You can store a key/value pair using the Save Value action, or you can use Persist Data's other actions to append to a persisted list. If you would like to save a timestamp instead, you can use the Save Current Time action to save the current time into a key of your choosing.

Later, in a subsequent run, you can fetch the value you saved using the Get Value action. If a key is not set, Get Value will return null.

You can remove data from an array or remove a key/value pair altogether using Persist Data's other actions.

Accessing persisted data in a code block or custom component

Persisted state is accessible through the context parameter, which can be referenced in custom components and code steps.

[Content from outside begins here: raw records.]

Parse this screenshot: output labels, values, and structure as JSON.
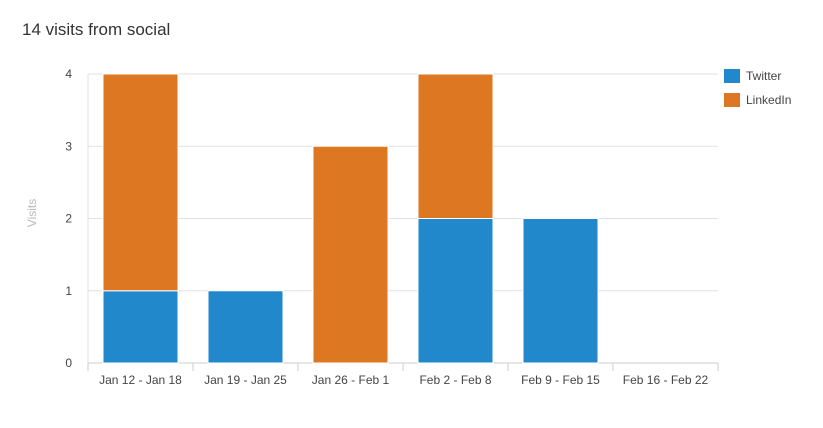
{
  "title": "14 visits from social",
  "chart_data": {
    "type": "bar",
    "stacked": true,
    "title": "14 visits from social",
    "xlabel": "",
    "ylabel": "Visits",
    "ylim": [
      0,
      4
    ],
    "yticks": [
      0,
      1,
      2,
      3,
      4
    ],
    "categories": [
      "Jan 12 - Jan 18",
      "Jan 19 - Jan 25",
      "Jan 26 - Feb 1",
      "Feb 2 - Feb 8",
      "Feb 9 - Feb 15",
      "Feb 16 - Feb 22"
    ],
    "series": [
      {
        "name": "Twitter",
        "color": "#2288cc",
        "values": [
          1,
          1,
          0,
          2,
          2,
          0
        ]
      },
      {
        "name": "LinkedIn",
        "color": "#dd7722",
        "values": [
          3,
          0,
          3,
          2,
          0,
          0
        ]
      }
    ],
    "grid": true,
    "legend_position": "right"
  }
}
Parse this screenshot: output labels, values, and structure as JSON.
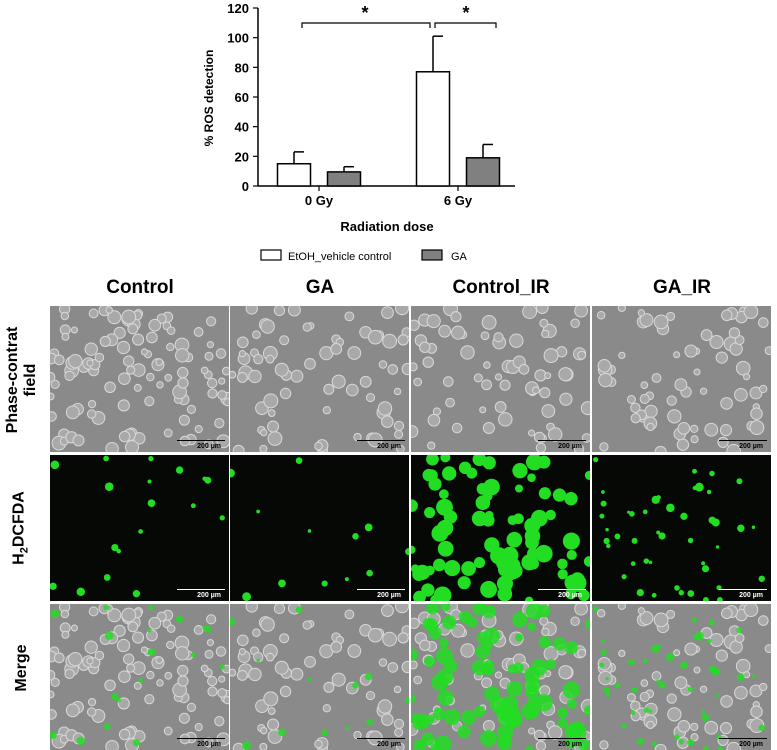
{
  "chart_data": {
    "type": "bar",
    "ylabel": "% ROS detection",
    "xlabel": "Radiation dose",
    "ylim": [
      0,
      120
    ],
    "yticks": [
      "0",
      "20",
      "40",
      "60",
      "80",
      "100",
      "120"
    ],
    "categories": [
      "0 Gy",
      "6 Gy"
    ],
    "series": [
      {
        "name": "EtOH_vehicle control",
        "values": [
          15,
          77
        ],
        "errors": [
          8,
          24
        ],
        "color": "#ffffff"
      },
      {
        "name": "GA",
        "values": [
          9.5,
          19
        ],
        "errors": [
          3.5,
          9
        ],
        "color": "#808080"
      }
    ],
    "significance": [
      {
        "label": "*",
        "between": "0 Gy EtOH_vehicle control vs 6 Gy EtOH_vehicle control"
      },
      {
        "label": "*",
        "between": "6 Gy EtOH_vehicle control vs 6 Gy GA"
      }
    ],
    "legend_position": "bottom"
  },
  "micrographs": {
    "columns": [
      "Control",
      "GA",
      "Control_IR",
      "GA_IR"
    ],
    "rows": [
      {
        "label_main": "Phase-contrat",
        "label_line2": "field"
      },
      {
        "label_main": "H",
        "label_sub": "2",
        "label_rest": "DCFDA"
      },
      {
        "label_main": "Merge"
      }
    ],
    "scale_bar_label": "200 µm",
    "fluorescence_color": "#22dd22"
  }
}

Reading persisted state programmatically

The context parameter contains execution state (executionState), flow state (instanceState for historical reasons), cross-flow state (crossFlowState), and integration state (integrationState).

Within a perform function or code step, you can access variables like this:

for (const item of context.crossFlowState["My Items"]) {
  // Process each item
}

For more information, see Execution, instance, and cross-flow state.

Writing persisted state programmatically

To set new values for persisted state keys, you can either return the new values in your return block or mutate context.* objects directly.

return {
  data: "Some Data",
  crossFlowState: { exampleKey: "example value", anotherKey: [1, 2, 3] },
};

// or

context.crossFlowState["exampleKey"] = "example value";
context.crossFlowState["anotherKey"] = [1, 2, 3];

To delete a value from state, return a null value for the key you want removed:

return {
  data: "Some Data",
  crossFlowState: { exampleKey: null },
};

Persisted data in code-native integrations

Persisted data can be accessed in code-native integrations using the same context parameter, just as you do for custom connectors. See Code-Native Flows.